A l’improviste, la foudre éclata sur ce bonheur familial et le détruisit, en frappant le chef de la maison, le vieux marquis des Marches et de Cursinge. Il mourut au commencement de 1790. Deux ans plus tard, au mois de mai 1792, la mort, de nouveau, entra au château des Marches ; elle faucha, cette fois, une belle fleur de jeunesse, la cadette des filles du défunt, Césarine-Lucie, alors âgée de dix-huit ans. De son trépas date, à coup sûr, la transformation morale de ses sœurs, Adèle et Aurore.

En les privant des conseils et des exemples qui leur étaient encore nécessaires pour se diriger, la disparition de leur père avait eu pour effet d’accroître l’isolement en lequel elles vivaient depuis le mariage de l’aînée, si vite suivi de deux grossesses. La mort de Césarine-Lucie assombrit plus encore cet isolement, rendit plus exclusive et plus vive leur tendresse réciproque, les accoutuma à ne compter que sur elles-mêmes, à s’inspirer uniquement l’une de l’autre dans toutes leurs actions, à n’attacher de prix qu’à ce qu’elles sentaient, concevaient et décidaient ensemble.
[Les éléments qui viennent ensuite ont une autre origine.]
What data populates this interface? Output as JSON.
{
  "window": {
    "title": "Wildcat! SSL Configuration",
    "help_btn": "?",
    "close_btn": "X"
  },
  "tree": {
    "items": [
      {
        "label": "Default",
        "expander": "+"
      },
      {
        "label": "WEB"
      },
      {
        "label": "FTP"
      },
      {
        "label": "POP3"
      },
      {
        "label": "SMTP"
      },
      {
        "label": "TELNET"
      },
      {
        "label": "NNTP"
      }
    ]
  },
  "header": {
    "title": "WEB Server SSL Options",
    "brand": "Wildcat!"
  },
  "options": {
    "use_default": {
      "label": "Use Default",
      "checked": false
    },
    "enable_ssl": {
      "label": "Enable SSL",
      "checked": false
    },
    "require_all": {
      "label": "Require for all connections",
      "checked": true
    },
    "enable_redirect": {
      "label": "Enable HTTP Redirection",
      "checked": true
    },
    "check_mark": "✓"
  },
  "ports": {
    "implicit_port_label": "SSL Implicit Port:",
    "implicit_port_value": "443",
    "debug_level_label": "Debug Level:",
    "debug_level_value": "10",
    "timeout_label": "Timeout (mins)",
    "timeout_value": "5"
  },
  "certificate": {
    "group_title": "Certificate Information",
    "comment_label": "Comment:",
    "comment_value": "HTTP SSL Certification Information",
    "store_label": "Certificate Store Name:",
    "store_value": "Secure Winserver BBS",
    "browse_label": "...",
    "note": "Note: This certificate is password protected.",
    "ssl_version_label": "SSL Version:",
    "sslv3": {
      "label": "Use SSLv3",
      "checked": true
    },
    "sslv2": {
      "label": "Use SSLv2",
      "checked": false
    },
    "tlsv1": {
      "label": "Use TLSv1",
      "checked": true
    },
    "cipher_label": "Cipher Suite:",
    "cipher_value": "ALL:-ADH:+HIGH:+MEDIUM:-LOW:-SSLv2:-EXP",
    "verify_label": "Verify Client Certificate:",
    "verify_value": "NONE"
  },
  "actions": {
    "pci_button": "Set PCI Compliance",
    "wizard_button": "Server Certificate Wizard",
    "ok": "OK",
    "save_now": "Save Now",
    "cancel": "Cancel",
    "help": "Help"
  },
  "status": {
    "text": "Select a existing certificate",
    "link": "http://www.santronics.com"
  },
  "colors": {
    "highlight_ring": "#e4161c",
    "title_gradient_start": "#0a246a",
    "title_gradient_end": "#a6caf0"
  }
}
Adèle étant mariée, peut-être s’étonnera-t-on qu’elle n’ait pas alors subi plus volontiers l’influence de son mari que celle d’Aurore ; que son désir de plaire au père de ses enfans n’ait pas amoindri son désir de plaire à sa sœur et qu’elle ait eu surtout le souci de demeurer toujours en bon accord avec elle. Mais, en ces heures de troubles et d’inquiétudes, à la veille d’une guerre que les événemens concouraient à rendre inévitable, le comte de Bellegarde, lieutenant-colonel dans l’armée sarde, accablé de préoccupations et de responsabilités, était obligé à des absences fréquentes et longues, auxquelles sa femme s’accoutumait d’autant mieux que ses radieux vingt ans la disposaient à voir dans son mari, qui en comptait alors quarante, plus encore un maître qu’un amant. Les convenances les avaient unis, non l’amour, et peut-être la jeune femme en se rappelant les circonstances de son mariage, était-elle tentée de croire qu’on avait profité de sa jeunesse pour lui imposer un choix contre lequel, avec une plus grande connaissance de la vie et des choses du cœur, elle eût protesté.